Mud season is something that goes with living off the pavement. Ask anyone who has taken up the responsibility of keeping a house reasonably clean and habitable what mud season means and you will find out. It is an unending battle.
But this year is different. It looks now, at this point in February, as if mud season will be what winter should have been this year. We are still seeing temps that stay in the freezing zone at night, but peak above the thirty two degree frost point every or nearly every day. Additionally of course the sun is stronger every day now and even when it is cloudy the surface of the earth thaws. We have had mud since we shut down the pasture water system for the winter in early December and the cattle began walking to the heated drinker on the yard each day. They carry a coat of mud on their legs that seems permanent.
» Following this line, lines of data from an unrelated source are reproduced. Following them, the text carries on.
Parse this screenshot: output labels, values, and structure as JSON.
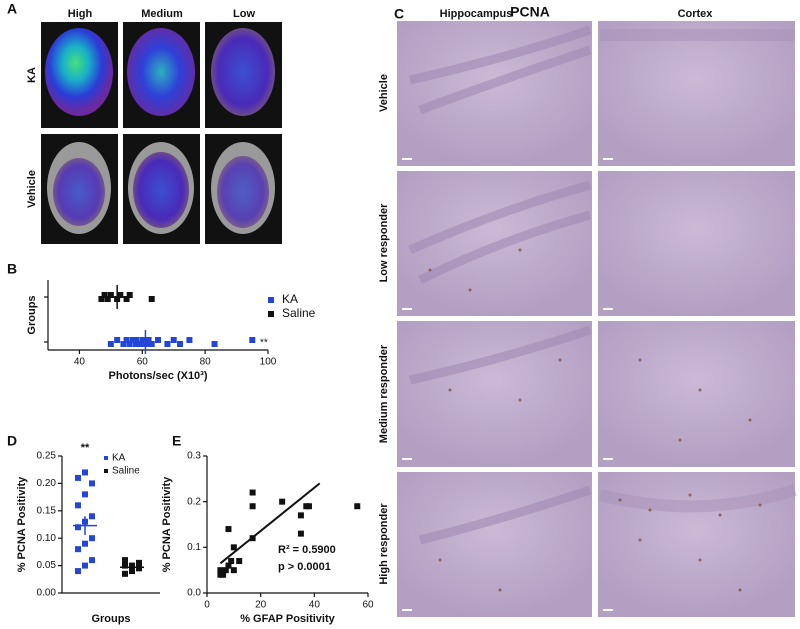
{
  "panel_labels": [
    "A",
    "B",
    "C",
    "D",
    "E"
  ],
  "panel_a": {
    "columns": [
      "High",
      "Medium",
      "Low"
    ],
    "rows": [
      "KA",
      "Vehicle"
    ]
  },
  "panel_c": {
    "title": "PCNA",
    "columns": [
      "Hippocampus",
      "Cortex"
    ],
    "rows": [
      "Vehicle",
      "Low responder",
      "Medium responder",
      "High responder"
    ]
  },
  "chart_data": [
    {
      "type": "strip_h",
      "ylabel": "Groups",
      "xlabel": "Photons/sec (X10³)",
      "xlim": [
        30,
        100
      ],
      "xticks": [
        40,
        60,
        80,
        100
      ],
      "annotation": "**",
      "legend": "right",
      "series": [
        {
          "name": "KA",
          "color": "#2446d8",
          "values": [
            50,
            52,
            54,
            55,
            56,
            57,
            58,
            58,
            59,
            60,
            60,
            61,
            62,
            62,
            63,
            65,
            68,
            70,
            72,
            75,
            83,
            95
          ],
          "mean": 61,
          "sem": 2
        },
        {
          "name": "Saline",
          "color": "#111111",
          "values": [
            47,
            48,
            49,
            50,
            52,
            53,
            55,
            56,
            63
          ],
          "mean": 52,
          "sem": 2.5
        }
      ]
    },
    {
      "type": "strip_v",
      "ylabel": "% PCNA Positivity",
      "xlabel": "Groups",
      "ylim": [
        0,
        0.25
      ],
      "yticks": [
        {
          "value": 0,
          "label": "0.00"
        },
        {
          "value": 0.05,
          "label": "0.05"
        },
        {
          "value": 0.1,
          "label": "0.10"
        },
        {
          "value": 0.15,
          "label": "0.15"
        },
        {
          "value": 0.2,
          "label": "0.20"
        },
        {
          "value": 0.25,
          "label": "0.25"
        }
      ],
      "annotation": "**",
      "legend": "top",
      "series": [
        {
          "name": "KA",
          "color": "#2446d8",
          "values": [
            0.04,
            0.05,
            0.06,
            0.08,
            0.09,
            0.1,
            0.12,
            0.13,
            0.14,
            0.16,
            0.18,
            0.2,
            0.21,
            0.22
          ],
          "mean": 0.123,
          "sem": 0.017
        },
        {
          "name": "Saline",
          "color": "#111111",
          "values": [
            0.035,
            0.04,
            0.045,
            0.05,
            0.05,
            0.055,
            0.06
          ],
          "mean": 0.047,
          "sem": 0.004
        }
      ]
    },
    {
      "type": "scatter",
      "ylabel": "% PCNA Positivity",
      "xlabel": "% GFAP Positivity",
      "xlim": [
        0,
        60
      ],
      "xticks": [
        0,
        20,
        40,
        60
      ],
      "ylim": [
        0,
        0.3
      ],
      "yticks": [
        {
          "value": 0,
          "label": "0.0"
        },
        0.1,
        0.2,
        0.3
      ],
      "color": "#111111",
      "x": [
        5,
        6,
        7,
        8,
        9,
        10,
        12,
        8,
        10,
        17,
        17,
        17,
        28,
        35,
        35,
        37,
        38,
        56,
        5
      ],
      "y": [
        0.05,
        0.04,
        0.05,
        0.06,
        0.07,
        0.05,
        0.07,
        0.14,
        0.1,
        0.12,
        0.19,
        0.22,
        0.2,
        0.13,
        0.17,
        0.19,
        0.19,
        0.19,
        0.04
      ],
      "fit": {
        "x": [
          5,
          42
        ],
        "y": [
          0.065,
          0.24
        ]
      },
      "annotations": [
        "R² = 0.5900",
        "p > 0.0001"
      ]
    }
  ]
}
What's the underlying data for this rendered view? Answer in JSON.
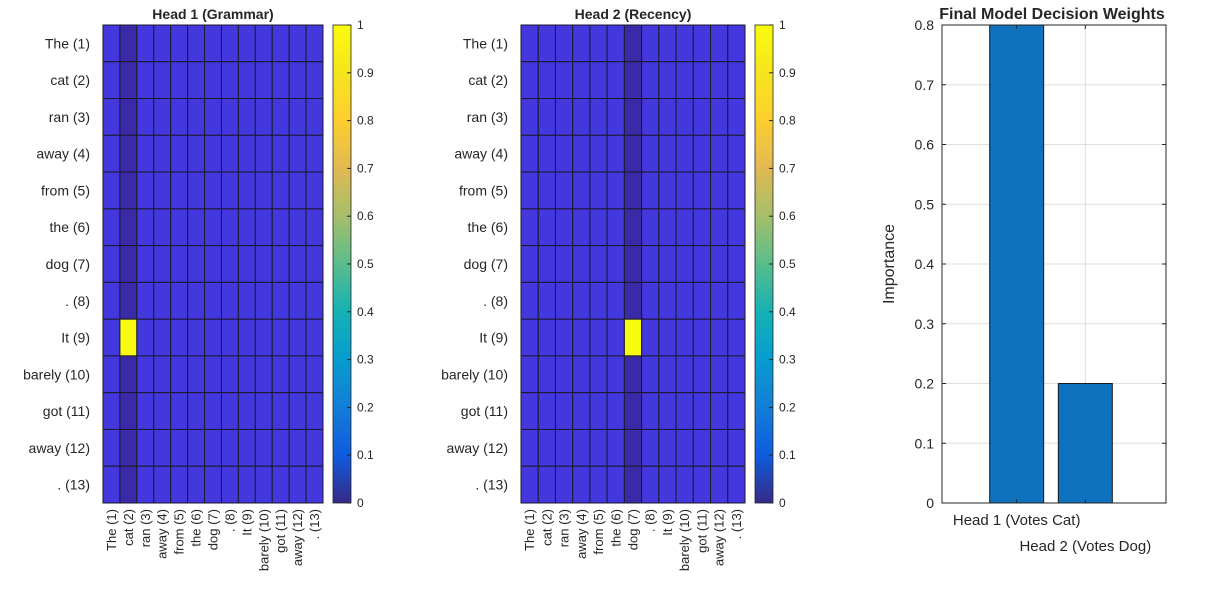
{
  "chart_data": [
    {
      "type": "heatmap",
      "title": "Head 1 (Grammar)",
      "row_labels": [
        "The (1)",
        "cat (2)",
        "ran (3)",
        "away (4)",
        "from (5)",
        "the (6)",
        "dog (7)",
        ". (8)",
        "It (9)",
        "barely (10)",
        "got (11)",
        "away (12)",
        ". (13)"
      ],
      "col_labels": [
        "The (1)",
        "cat (2)",
        "ran (3)",
        "away (4)",
        "from (5)",
        "the (6)",
        "dog (7)",
        ". (8)",
        "It (9)",
        "barely (10)",
        "got (11)",
        "away (12)",
        ". (13)"
      ],
      "base_value": 0.08,
      "low_column": 2,
      "low_value": 0.0,
      "peak": {
        "row": 9,
        "col": 2,
        "value": 1
      },
      "colorbar": {
        "range": [
          0,
          1
        ],
        "ticks": [
          "0",
          "0.1",
          "0.2",
          "0.3",
          "0.4",
          "0.5",
          "0.6",
          "0.7",
          "0.8",
          "0.9",
          "1"
        ],
        "colormap": "parula"
      }
    },
    {
      "type": "heatmap",
      "title": "Head 2 (Recency)",
      "row_labels": [
        "The (1)",
        "cat (2)",
        "ran (3)",
        "away (4)",
        "from (5)",
        "the (6)",
        "dog (7)",
        ". (8)",
        "It (9)",
        "barely (10)",
        "got (11)",
        "away (12)",
        ". (13)"
      ],
      "col_labels": [
        "The (1)",
        "cat (2)",
        "ran (3)",
        "away (4)",
        "from (5)",
        "the (6)",
        "dog (7)",
        ". (8)",
        "It (9)",
        "barely (10)",
        "got (11)",
        "away (12)",
        ". (13)"
      ],
      "base_value": 0.08,
      "low_column": 7,
      "low_value": 0.0,
      "peak": {
        "row": 9,
        "col": 7,
        "value": 1
      },
      "colorbar": {
        "range": [
          0,
          1
        ],
        "ticks": [
          "0",
          "0.1",
          "0.2",
          "0.3",
          "0.4",
          "0.5",
          "0.6",
          "0.7",
          "0.8",
          "0.9",
          "1"
        ],
        "colormap": "parula"
      }
    },
    {
      "type": "bar",
      "title": "Final Model Decision Weights",
      "categories": [
        "Head 1 (Votes Cat)",
        "Head 2 (Votes Dog)"
      ],
      "values": [
        0.8,
        0.2
      ],
      "xlabel": "",
      "ylabel": "Importance",
      "ylim": [
        0,
        0.8
      ],
      "yticks": [
        "0",
        "0.1",
        "0.2",
        "0.3",
        "0.4",
        "0.5",
        "0.6",
        "0.7",
        "0.8"
      ],
      "grid": true,
      "bar_color": "#0e72be"
    }
  ]
}
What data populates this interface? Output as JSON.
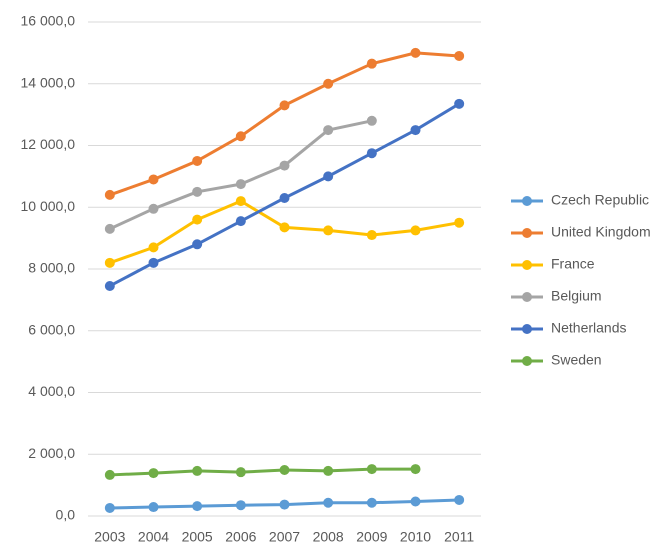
{
  "chart_data": {
    "type": "line",
    "categories": [
      "2003",
      "2004",
      "2005",
      "2006",
      "2007",
      "2008",
      "2009",
      "2010",
      "2011"
    ],
    "series": [
      {
        "name": "Czech Republic",
        "color": "#5b9bd5",
        "values": [
          260,
          290,
          320,
          350,
          370,
          430,
          430,
          470,
          520
        ]
      },
      {
        "name": "United Kingdom",
        "color": "#ed7d31",
        "values": [
          10400,
          10900,
          11500,
          12300,
          13300,
          14000,
          14650,
          15000,
          14900
        ]
      },
      {
        "name": "France",
        "color": "#ffc000",
        "values": [
          8200,
          8700,
          9600,
          10200,
          9350,
          9250,
          9100,
          9250,
          9500
        ]
      },
      {
        "name": "Belgium",
        "color": "#a5a5a5",
        "values": [
          9300,
          9950,
          10500,
          10750,
          11350,
          12500,
          12800,
          null,
          null
        ]
      },
      {
        "name": "Netherlands",
        "color": "#4472c4",
        "values": [
          7450,
          8200,
          8800,
          9550,
          10300,
          11000,
          11750,
          12500,
          13350
        ]
      },
      {
        "name": "Sweden",
        "color": "#70ad47",
        "values": [
          1330,
          1390,
          1460,
          1420,
          1490,
          1460,
          1520,
          1520,
          null
        ]
      }
    ],
    "ylim": [
      0,
      16000
    ],
    "yticks": [
      {
        "value": 0,
        "label": "0,0"
      },
      {
        "value": 2000,
        "label": "2 000,0"
      },
      {
        "value": 4000,
        "label": "4 000,0"
      },
      {
        "value": 6000,
        "label": "6 000,0"
      },
      {
        "value": 8000,
        "label": "8 000,0"
      },
      {
        "value": 10000,
        "label": "10 000,0"
      },
      {
        "value": 12000,
        "label": "12 000,0"
      },
      {
        "value": 14000,
        "label": "14 000,0"
      },
      {
        "value": 16000,
        "label": "16 000,0"
      }
    ],
    "grid": true,
    "legend": "right"
  }
}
I hear El Nino getting blamed for it, in combination with ongoing global warming. This seems logical. The underlying truth of the situation of course is that El Nino is a regular pattern we know. Warming means that we are leaving behind an environment we understand and moving into one we do not.
We can guess a few things about what we are moving into. Frost, or lack of it, changes the soil at least in terms of our working with it. As the winter season shrinks compaction of the soil will get worse. Tillage mistakes are more likely to be permanent.
New weeds and pests will show up. Already I have noticed that certain pasture grasses will grow here that were formerly too southern to survive this far north. Disease will worsen and there will be regular surprises. This will be as true among us humans as it is with our livestock.
It is best to view the earth as constantly changing instead of being in a steady state. We will have to learn how to do that. It will be useful to realize that this has always been so, that what makes it so apparent now is that today's change is something our human activities have brought about. Permanence is essentially an illusion. It will be useful for those of us in charge of land use to keep in mind the strong likelihood that most of the change we have seen in farming over the last century has been in the wrong direction and to learn to ask why this might be so.